Annals of Computer Science and Information Systems, Volume 8

Proceedings of the 2016 Federated Conference on Computer Science and Information Systems

Exploration for Polish-* bi-lingual translation equivalents from comparable and quasi-comparable corpora.

DOI: http://dx.doi.org/10.15439/2016F304

Citation: Proceedings of the 2016 Federated Conference on Computer Science and Information Systems, M. Ganzha, L. Maciaszek, M. Paprzycki (eds). ACSIS, Vol. 8, pages 517525 ()

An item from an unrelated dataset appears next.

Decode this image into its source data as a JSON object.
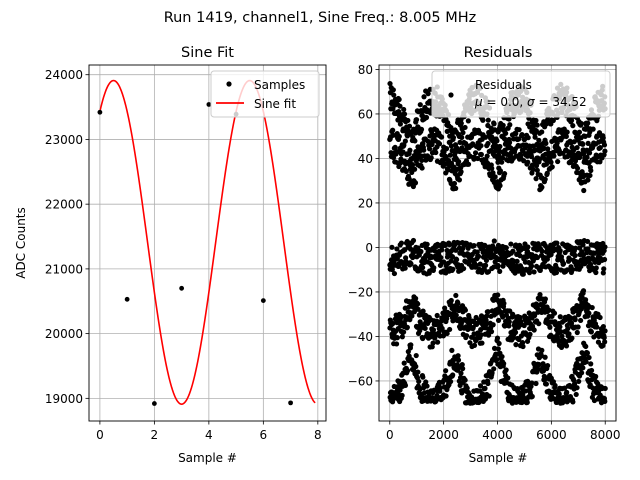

Abstract. - In contemporary world, translation becomes a critical need of the time. Parallel dictionaries have now become a most accessible source by humans, but confines are there as they do not offer good quality translation function, because of neologisms and words that are out of vocabulary. To overcome this problem in the usage of statistical translation systems is becoming more and more important in maintaining the eminence and quantity of the training data. But due to the limitations in these systems they have very limited availability for few languages and very limited narrow text areas. The purpose of this research is to bring calculation time up gradation via GPU acceleration, tuning script introduction and the enhancement and improvements in the methodologies of the contemporary comparable corpora mining through re-implementation of analogous algorithms through Needleman-Wunch algorithm. Experiments have been conducted on multiple language data which were extracted on numerous domains from Wikipedia. For the sake of Wikipedia, multiple cross-lingual contrasts and comparison were established. Optimistic impact on the both quantity and quality of mined data was observed due to such changes and adaptation. The solution is language independent and highly practical especially for under-resourced languages.